Mama to Three Girls:
Twins born March 2014 at 26 weeks due to preterm labor
and our 37weeker born May 9th, 2016!
https://www.mcsweeneys.net/articles/jamie-and-jeffs-birth-plan
@jessicab0627 From what I've heard it *can* cause bloating, but not always. Probably just if you ended up with more fluid than normal.
DS: Born 5-17-16
Getting a tear naturally and being stitched up for it is not considered an episiotomy.
Does that make sense?
DS: Born 5-17-16
This time around (@ a different practice), they don't do them unless absolutely necessary. I'm convinced I wouldn't have torn that much, but I guess I'll never know.

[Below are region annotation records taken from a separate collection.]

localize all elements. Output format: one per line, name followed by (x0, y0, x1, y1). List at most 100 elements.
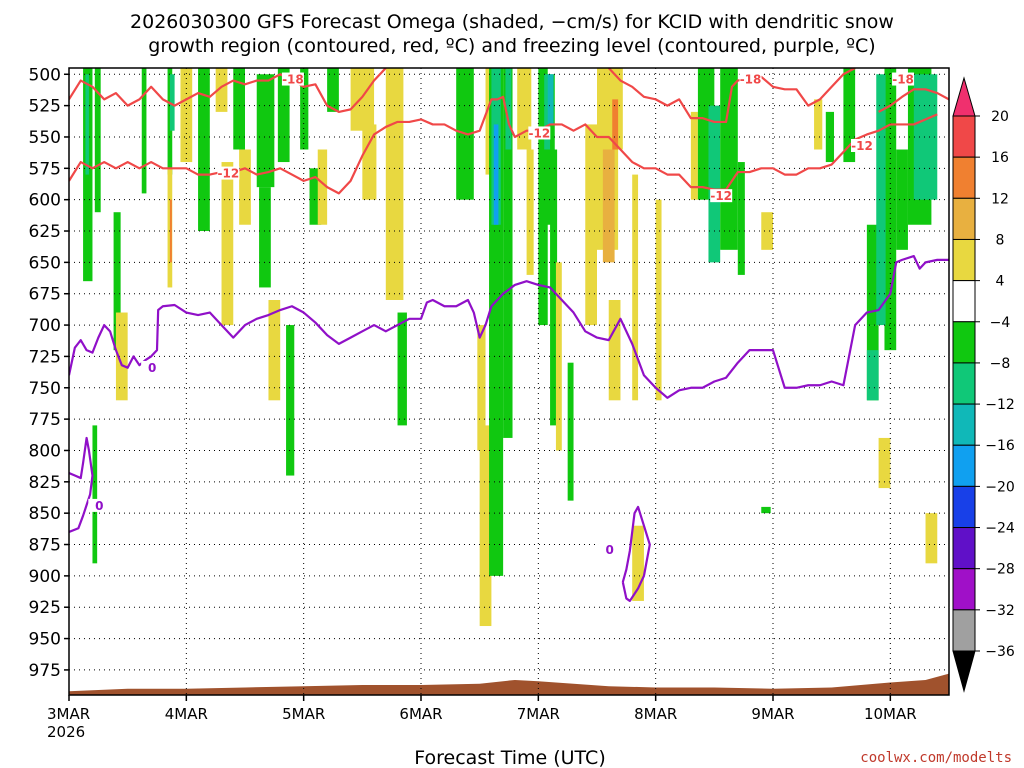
dgz-contour-line (69, 68, 387, 113)
omega-cell (385, 68, 404, 300)
colorbar-label: −16 (985, 438, 1015, 454)
omega-cell (517, 68, 532, 150)
colorbar-segment (952, 444, 976, 487)
dgz-contour-label: -12 (851, 139, 873, 153)
y-tick-label: 550 (29, 128, 61, 148)
colorbar-segment (952, 280, 976, 323)
omega-cell (221, 162, 234, 326)
omega-cell (115, 312, 128, 401)
dgz-contour-line (69, 95, 938, 195)
dgz-contour-label-bg (710, 189, 733, 203)
x-tick-label: 9MAR (751, 705, 794, 723)
freezing-contour-line (69, 436, 94, 534)
omega-cell (215, 68, 228, 112)
x-tick-label: 10MAR (864, 705, 917, 723)
omega-cell (761, 506, 771, 514)
omega-cell (567, 362, 574, 501)
omega-cell (761, 212, 773, 250)
dgz-contour-group (69, 68, 949, 195)
dgz-contour-label-bg (851, 139, 873, 153)
dgz-contour-label-bg (739, 72, 762, 86)
omega-cell (198, 68, 210, 232)
dgz-contour-label-bg (217, 166, 240, 180)
y-tick-label: 500 (29, 65, 61, 85)
colorbar-label: 4 (996, 274, 1005, 290)
dgz-contour-label-bg (528, 126, 551, 140)
omega-cell (397, 312, 407, 426)
omega-cell (538, 68, 548, 326)
y-tick-label: 600 (29, 191, 61, 211)
omega-cell (493, 124, 499, 225)
y-tick-label: 825 (29, 473, 61, 493)
colorbar-label: −28 (985, 562, 1015, 578)
y-tick-label: 800 (29, 441, 61, 461)
omega-cell (350, 68, 375, 131)
plot-area: -18 -12 -12 -18 -18 -12 -12 0 0 0 500 525 550 575 600 6… (29, 65, 950, 741)
dgz-contour-label: -12 (528, 126, 550, 140)
chart-title-line-2: growth region (contoured, red, ºC) and f… (148, 35, 875, 57)
freezing-contour-group (69, 255, 949, 603)
dgz-contour-line (607, 68, 856, 124)
omega-cell (720, 68, 738, 250)
dgz-contour-label-bg (281, 72, 304, 86)
omega-cell (544, 74, 551, 150)
omega-cell (555, 262, 562, 451)
colorbar-label: −20 (985, 479, 1015, 495)
omega-cell (317, 149, 328, 225)
omega-cell (866, 350, 879, 401)
omega-cell (92, 425, 98, 564)
freezing-contour-label-bg (88, 498, 111, 512)
omega-cell (612, 99, 619, 150)
omega-cell (277, 68, 290, 163)
terrain-fill (69, 673, 949, 695)
colorbar-segment (952, 403, 976, 446)
omega-cell (94, 68, 101, 213)
colorbar-label: −36 (985, 644, 1015, 660)
colorbar-label: −32 (985, 603, 1015, 619)
omega-cell (884, 68, 897, 351)
omega-cell (256, 74, 275, 188)
freezing-contour-label: 0 (148, 361, 156, 375)
omega-cell (479, 425, 492, 627)
freezing-contour-label: 0 (606, 543, 614, 557)
colorbar-segment (952, 609, 976, 652)
omega-cell (632, 525, 644, 601)
plot-frame (68, 67, 950, 696)
dgz-contour-label: -18 (892, 73, 914, 87)
colorbar-label: 8 (996, 232, 1005, 248)
y-tick-label: 875 (29, 536, 61, 556)
y-tick-label: 650 (29, 253, 61, 273)
omega-cell (505, 68, 512, 150)
omega-cell (708, 105, 721, 263)
omega-cell (503, 68, 513, 438)
freezing-contour-label: 0 (95, 499, 103, 513)
colorbar-segment (952, 115, 976, 158)
colorbar-segment (952, 156, 976, 199)
omega-cell (526, 149, 534, 275)
credit-text: coolwx.com/modelts (860, 750, 1012, 766)
x-tick-label: 7MAR (517, 705, 560, 723)
freezing-contour-labels: 0 0 0 (88, 360, 621, 557)
dgz-contour-label: -12 (218, 167, 240, 181)
y-tick-label: 725 (29, 347, 61, 367)
colorbar-label: −12 (985, 397, 1015, 413)
y-tick-label: 625 (29, 222, 61, 242)
dgz-contour-labels: -18 -12 -12 -18 -18 -12 -12 (217, 72, 915, 203)
freezing-contour-label-bg (141, 360, 164, 374)
freezing-contour-label-bg (598, 542, 621, 556)
x-tick-label: 6MAR (399, 705, 442, 723)
omega-cell (180, 68, 193, 163)
dgz-contour-label: -18 (282, 73, 304, 87)
omega-cell (843, 68, 856, 163)
colorbar: 20 16 12 8 4 −4 −8 −12 −16 −20 −24 −28 −32 −36 (952, 76, 1015, 693)
omega-cell (896, 149, 908, 250)
y-tick-label: 950 (29, 630, 61, 650)
colorbar-segment (952, 485, 976, 529)
omega-cell (814, 99, 823, 150)
colorbar-label: 20 (991, 109, 1009, 125)
dgz-contour-label-bg (892, 72, 915, 86)
x-axis-label: Forecast Time (UTC) (414, 747, 605, 768)
omega-cell (925, 513, 938, 564)
omega-cell (268, 299, 281, 401)
dgz-contour-label: -12 (710, 189, 732, 203)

Also- they say tearing naturally is an easier recovery.
Ouch! I'm sorry that happened to you after just 20min! I hope you tear much less or not at all this time!
Mama to Three Girls:
Twins born March 2014 at 26 weeks due to preterm labor
and our 37weeker born May 9th, 2016!
Reasons not to: You may not tear at all, and an episiotomy is an automatic 2nd degree tear. Some women don't tear, or may have only had one degree. It can also cause you to tear more. It's the difference between pulling on a whole piece of paper and pulling on one that has a slit cut in it. Which is going to tear more?

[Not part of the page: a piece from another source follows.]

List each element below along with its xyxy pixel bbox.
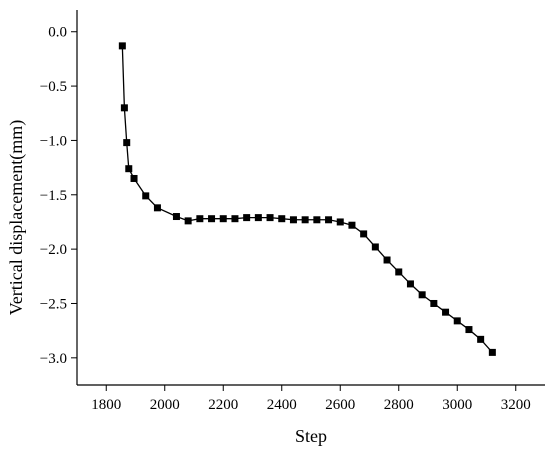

Most doctors will only do them if they can see you are about to have a worse tear, or if they have to use forceps to get the baby out. So more emergency situations. It's routine episiotomies most people are against.
Like you, I was told I was getting an episiotomy right before she came out even though it was on my birth plan not to, but at that point I was not thinking rationally. I didn't think my recovery was all that bad, but I didn't have anything to compare it to.
Long story short, the advantages of tearing naturally are that it could be a smaller tear and more superficial. The disadvantages are that it may be a more jagged or off-center tear and is more unpredictable. An episiotomy is more controlled, however could be deeper and may lead to more tearing depending on how labor goes. Every OB has different ideas about it so it can be hard to get a straight answer (clearly my childbirth educator was anti-episiotomy, but others may recommend it). Either way, you should never feel forced one way or another. Your body will stretch and, yes, tear if it needs to to get that baby out, but it may take longer than the staff would like. You should have a voice though if you want to give yourself more time to naturally make space for the baby. If all else fails, medical intervention is an option, but doesn't necessarily have to be the go-to solution.